And then they see it.
At the far end of the park stands an old wooden roller coaster. It rises higher than anything else around it, its beams crisscrossing in a way that feels both impressive and slightly unsettling. It creaks even when no one is on it. Every few minutes, a train climbs slowly to the top, pauses for a moment, and then plunges down with a roar that draws the eye of everyone nearby.
Some people head straight for it. They don’t hesitate. They move quickly, almost instinctively, as if this was always the plan. Others slow down as they approach, watching carefully, taking it in from a distance. A few stop altogether, standing off to the side, arms folded, unsure.
At first, the differences are quiet. One person says, “We’re going on.” Another says, “I think I’ll wait.” No one feels the need to explain very much.
But as the lines form and the day gets underway, something begins to shift.

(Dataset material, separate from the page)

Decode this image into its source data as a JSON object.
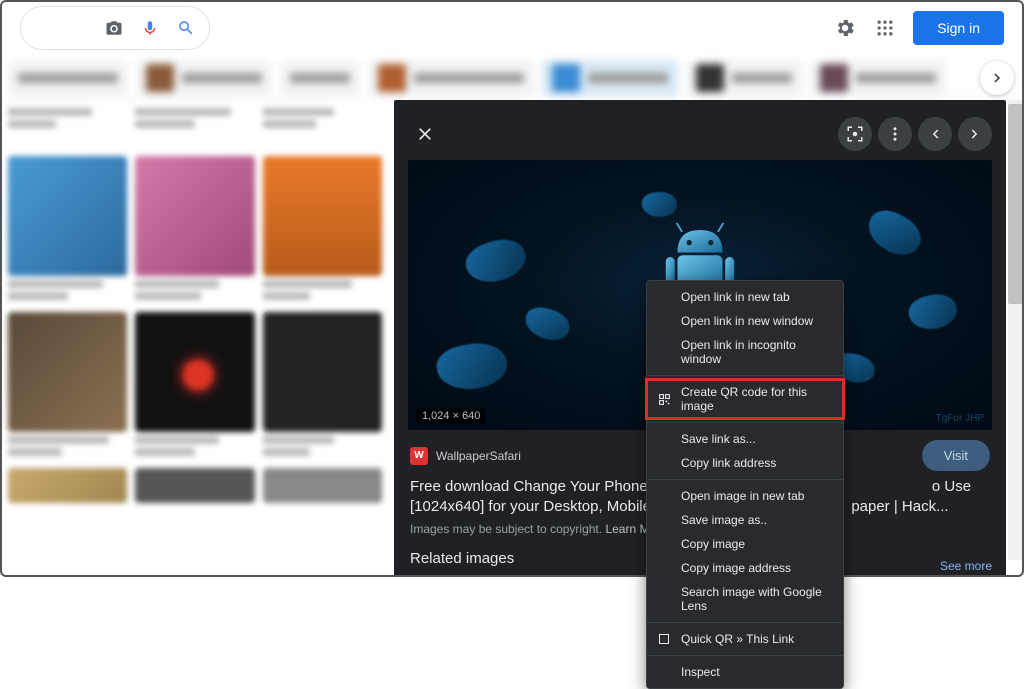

Those heading toward the ride start to look back at the ones who are lingering. “You’re not coming?” someone calls out. “This is the best thing here.” There’s laughter, a bit of disbelief. “You came all the way here, and you’re going to stand on the side? What’s wrong with you?”
And among those most hesitant, there are responses, as one would expect. Some light, some sharper. “It looks unstable.” “Did you hear that noise?” “I read somewhere that these things aren’t as safe as they used to be.” Someone adds, “I don’t understand why anyone would take that risk.”
Now the conversation has changed. It’s no longer just about a choice. It has become about justification.
Those in line begin to strengthen their case. “Come on, it’s completely safe.” “Thousands of people ride this every day.” “You’re worrying about nothing.” Their voices carry a certain confidence, but also a subtle insistence. They are no longer just choosing, they are persuading.
Those standing off to the side respond in kind. “Nothing is completely safe.” “You don’t know what could happen.” “People always regret things like this.” The language grows broader, more absolute. What began as hesitation becomes an argument.
And yet, if you step back and listen carefully, something feels off.
The people in line sound a little too certain. As if they need the ride to be entirely without risk in order for their choice to make sense. And the people on the ground sound a little too alarmed. As if they need the ride to be inherently dangerous in order to justify staying put.
But neither is quite true.
The ride is not perfectly safe, and it is not inherently reckless. It is a towering, old, exhilarating machine that draws some people in ways others are not.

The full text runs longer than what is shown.